Mundo Estranho
Mundo Estranho.
Crônica.
Não existe explicação para a existência de tanta maldade no coração das pessoas; éramos residentes em uma comunidade pobre, muito pobre; todas as pessoas ali viviam abaixo da linha da pobreza sobrevivendo com restos de tudo que elas pudessem encontrar no lixão que chegava todos os dias, e que era dividido entre seres humanos e animais; urubus, cachorros e porcos. São mais de trinta barracos em volta do grande aterro sanitário, onde o Município é ausente, o Estado é ausente a União é ausente; os que ali residem são miseráveis, massa de manobra para políticos e governantes corruptos, que nunca pisaram seus pés imundos naquela comunidade. Moram ali: Dona Marlene e seus quatro filhos; de onze, de dez, de nove e de oito anos; seria mais, se a morte não tivesse feito o favor de levar parte deles. A morte também levou seu companheiro, que não sabia fazer outra coisa, só filhos.

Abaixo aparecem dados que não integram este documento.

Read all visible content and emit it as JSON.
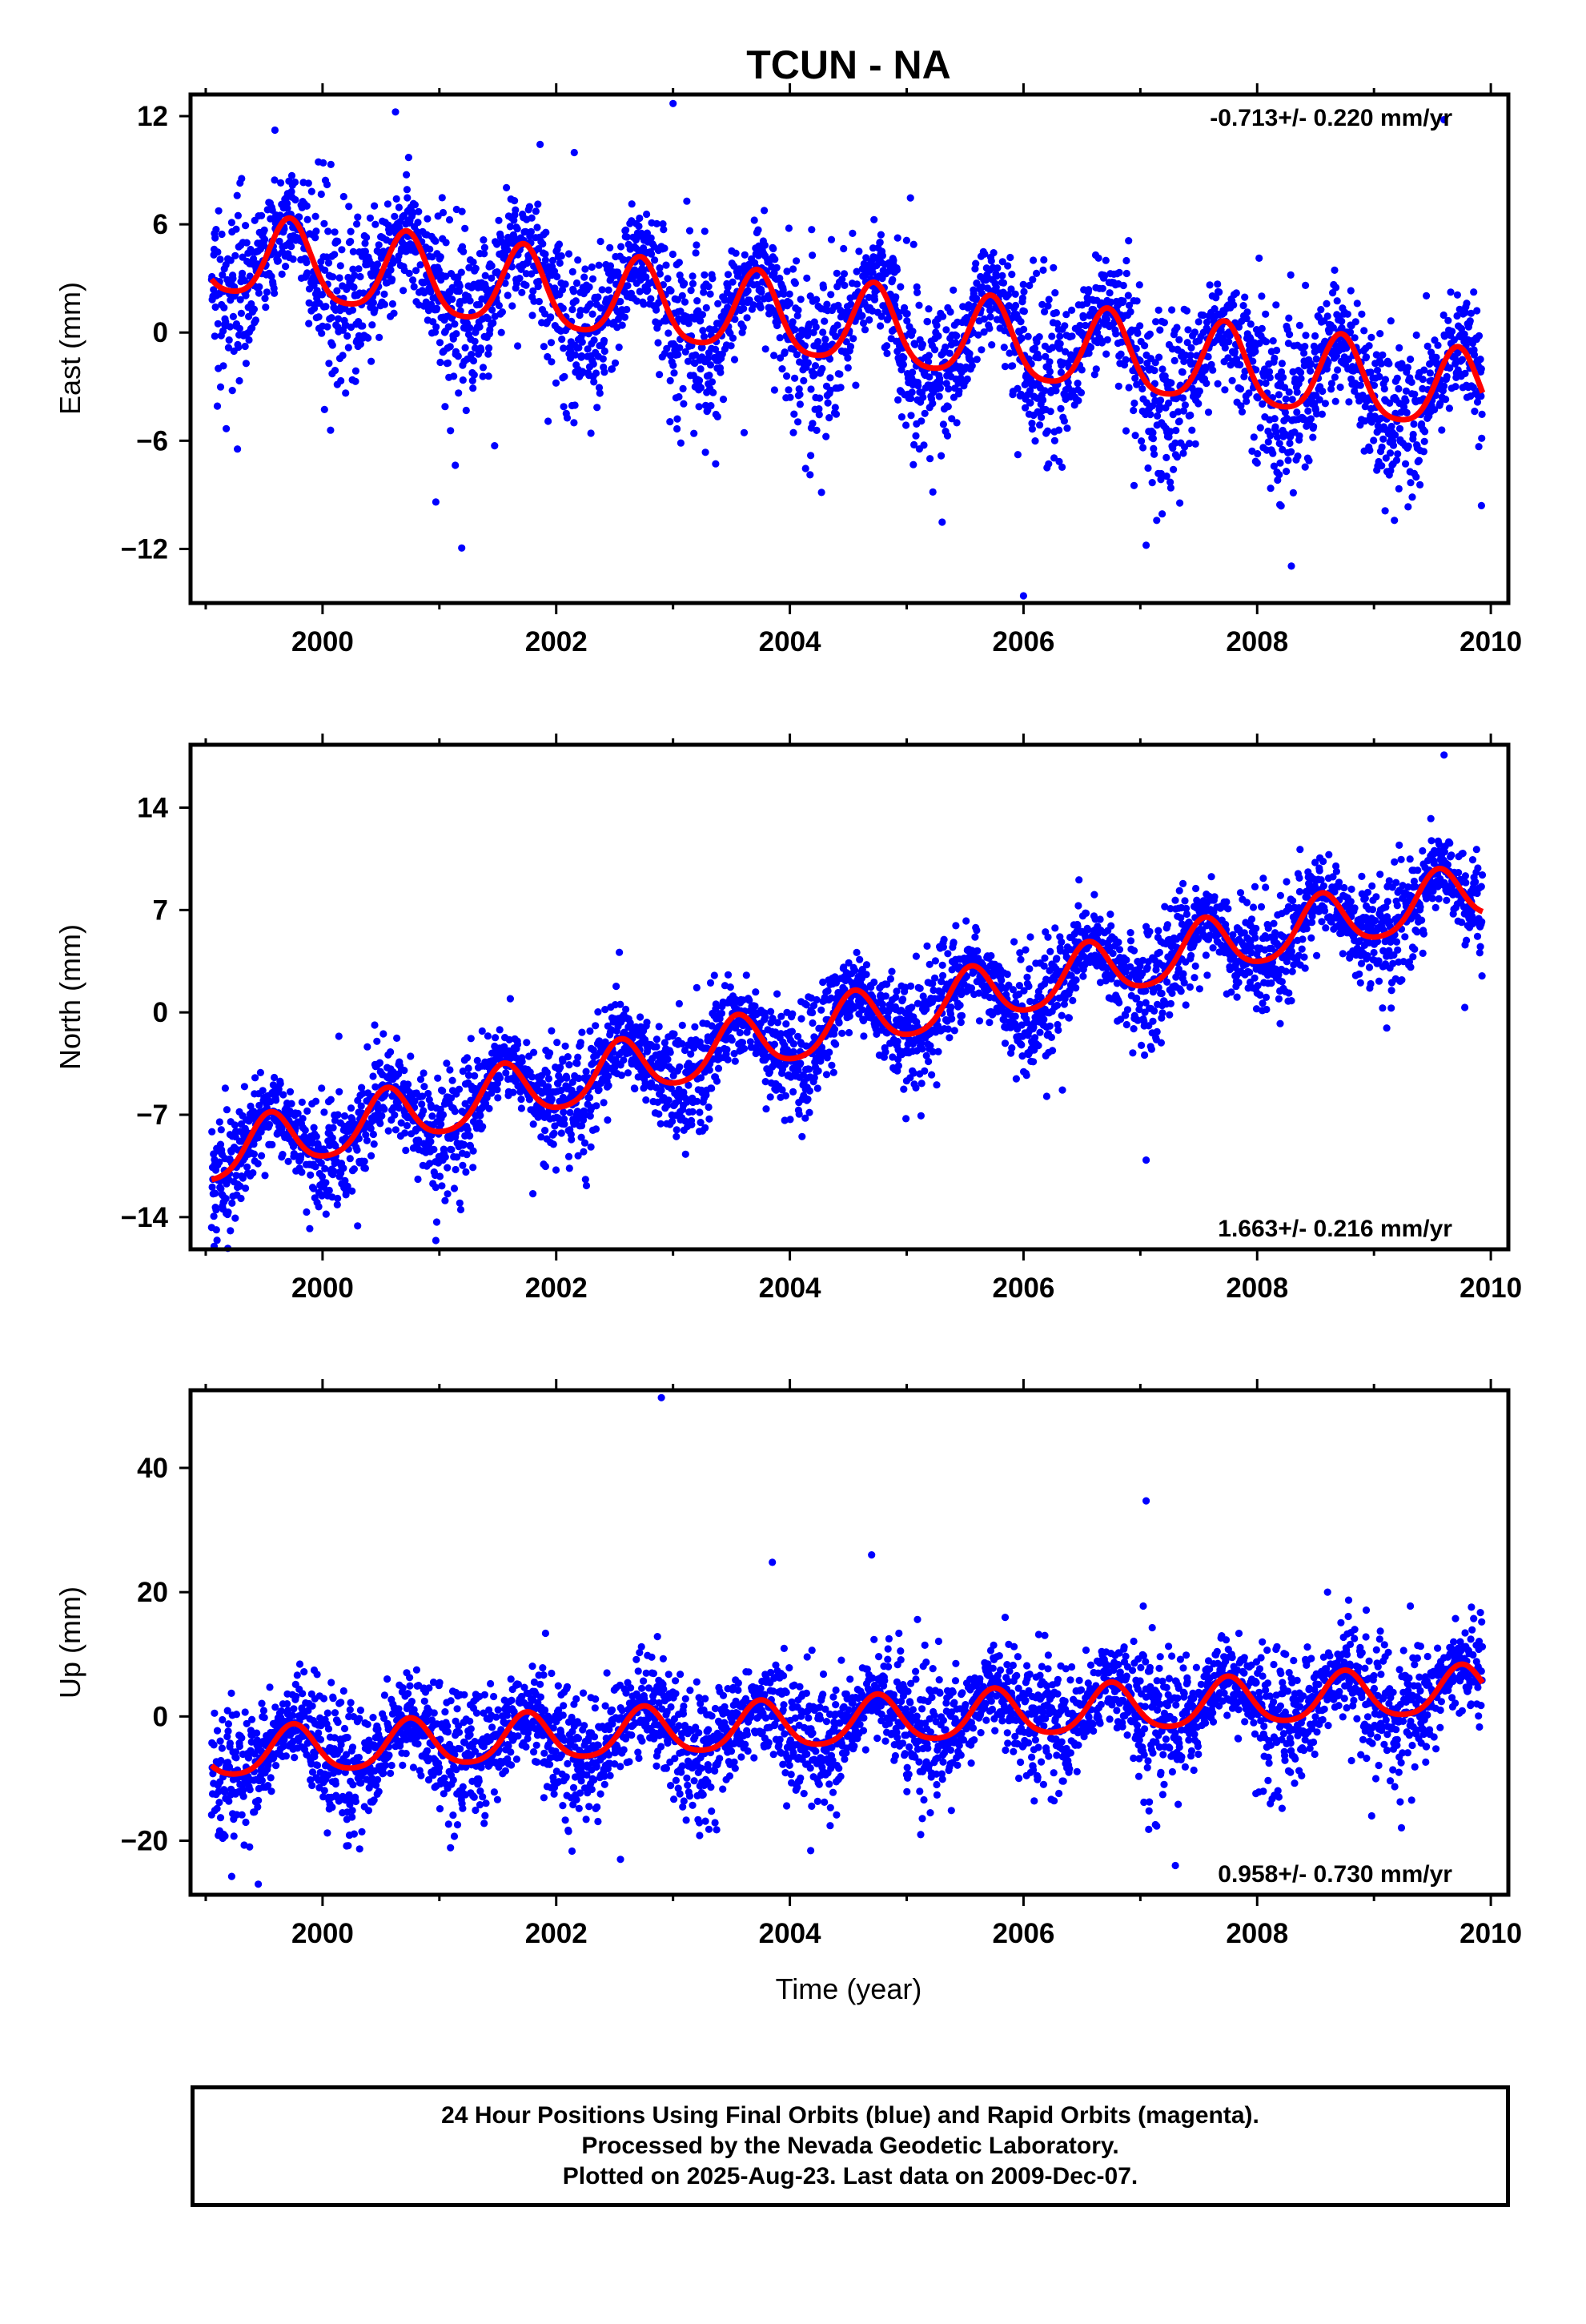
{
  "title": "TCUN - NA",
  "colors": {
    "points": "#0000ff",
    "fit": "#ff0000",
    "frame": "#000000"
  },
  "chart_data": [
    {
      "type": "scatter",
      "component": "east",
      "ylabel": "East (mm)",
      "xlim": [
        1998.87,
        2010.15
      ],
      "ylim": [
        -15.0,
        13.2
      ],
      "yticks": [
        12,
        6,
        0,
        -6,
        -12
      ],
      "yticklabels": [
        "12",
        "6",
        "0",
        "−6",
        "−12"
      ],
      "xticks": [
        2000,
        2002,
        2004,
        2006,
        2008,
        2010
      ],
      "xticklabels": [
        "2000",
        "2002",
        "2004",
        "2006",
        "2008",
        "2010"
      ],
      "rate_text": "-0.713+/- 0.220 mm/yr",
      "rate_position": "top-right",
      "fit": {
        "slope": -0.713,
        "intercept_at_2004": 0.7,
        "annual_amp": 2.2,
        "annual_phase_year": 0.72,
        "semiannual_amp": 0.4
      },
      "noise": 2.0,
      "outliers": [
        [
          2003.0,
          12.7
        ],
        [
          2009.6,
          11.8
        ],
        [
          2000.97,
          -9.4
        ],
        [
          2007.05,
          -11.8
        ],
        [
          2006.0,
          -14.6
        ],
        [
          2009.92,
          -9.6
        ]
      ]
    },
    {
      "type": "scatter",
      "component": "north",
      "ylabel": "North (mm)",
      "xlim": [
        1998.87,
        2010.15
      ],
      "ylim": [
        -16.2,
        18.3
      ],
      "yticks": [
        14,
        7,
        0,
        -7,
        -14
      ],
      "yticklabels": [
        "14",
        "7",
        "0",
        "−7",
        "−14"
      ],
      "xticks": [
        2000,
        2002,
        2004,
        2006,
        2008,
        2010
      ],
      "xticklabels": [
        "2000",
        "2002",
        "2004",
        "2006",
        "2008",
        "2010"
      ],
      "rate_text": "1.663+/- 0.216 mm/yr",
      "rate_position": "bottom-right",
      "fit": {
        "slope": 1.663,
        "intercept_at_2004": -1.6,
        "annual_amp": 1.9,
        "annual_phase_year": 0.55,
        "semiannual_amp": 0.3
      },
      "noise": 1.7,
      "outliers": [
        [
          2009.6,
          17.6
        ],
        [
          2000.97,
          -15.6
        ],
        [
          2007.05,
          -10.1
        ],
        [
          2000.3,
          -14.6
        ],
        [
          2001.8,
          -12.4
        ]
      ]
    },
    {
      "type": "scatter",
      "component": "up",
      "ylabel": "Up (mm)",
      "xlabel": "Time (year)",
      "xlim": [
        1998.87,
        2010.15
      ],
      "ylim": [
        -28.7,
        52.5
      ],
      "yticks": [
        40,
        20,
        0,
        -20
      ],
      "yticklabels": [
        "40",
        "20",
        "0",
        "−20"
      ],
      "xticks": [
        2000,
        2002,
        2004,
        2006,
        2008,
        2010
      ],
      "xticklabels": [
        "2000",
        "2002",
        "2004",
        "2006",
        "2008",
        "2010"
      ],
      "rate_text": "0.958+/- 0.730 mm/yr",
      "rate_position": "bottom-right",
      "fit": {
        "slope": 0.958,
        "intercept_at_2004": -1.5,
        "annual_amp": 3.8,
        "annual_phase_year": 0.75,
        "semiannual_amp": 0.6
      },
      "noise": 4.5,
      "outliers": [
        [
          2002.9,
          51.3
        ],
        [
          2007.05,
          34.7
        ],
        [
          2004.7,
          26.0
        ],
        [
          2002.55,
          -23.0
        ],
        [
          1999.45,
          -27.0
        ],
        [
          2007.3,
          -24.0
        ],
        [
          2003.85,
          24.8
        ]
      ]
    }
  ],
  "footer": {
    "line1": "24 Hour Positions Using Final Orbits (blue) and Rapid Orbits (magenta).",
    "line2": "Processed by the Nevada Geodetic Laboratory.",
    "line3": "Plotted on 2025-Aug-23. Last data on 2009-Dec-07."
  }
}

Moram ali: Dona Francisca e seus dois filhos, o mais novo com quatro anos e o mais velho com sete, filhos de pais diferentes; este ultimo, surdo-mudo. Ali mora também seu Ramiro, viúvo de dona Antônia que morreu a mais de dois anos vítima da leptospirose, deixou cinco filhos, o mais velho com oito anos. Eu? Eu sou Josué, dona Adália,
minha mãe e meu pai Rufino, também moramos aqui e já faz um bom tempo; nosso barraco feito com sobras de madeira e restos do lixão, é pequeno, apertado, e não tem nenhum conforto. Dá pra nós três vivermos até a morte nos achar; mãe já não pare mais, perdeu o seu útero pra doença ruim, e por milagre escapou com vida. Eu estou completando quatorze anos e não conheço ainda o mundo lá de fora; nunca sai daqui, até hoje não pude ir à escola por que não tenho certidão de nascimento, assim como meus pais, também sou analfabeto. Meu futuro é incerto, aliás nem sei se terei futuro. Para os senhores governantes desse País, nós somos apenas números, estatística; Triste realidade.
Daqui desse lixão tiramos o nosso sustento; até a comida que comemos vem do lixão; são sobras de mesas fartas que todos os dias chegam, mas com tantas bocas pra comer às vezes falta. Não sabemos até quando vamos viver aqui, mas de uma coisa temos certeza; vamos continuar vivendo aqui abaixo da linha da pobreza na miséria absoluta, só Deus sabe até quando, a morte também. Um dia apareceram aqui o Estado a União e o Município; não para nos ajudar, mas para acabar com o lixão; o lixão foi para outro canto, nós também.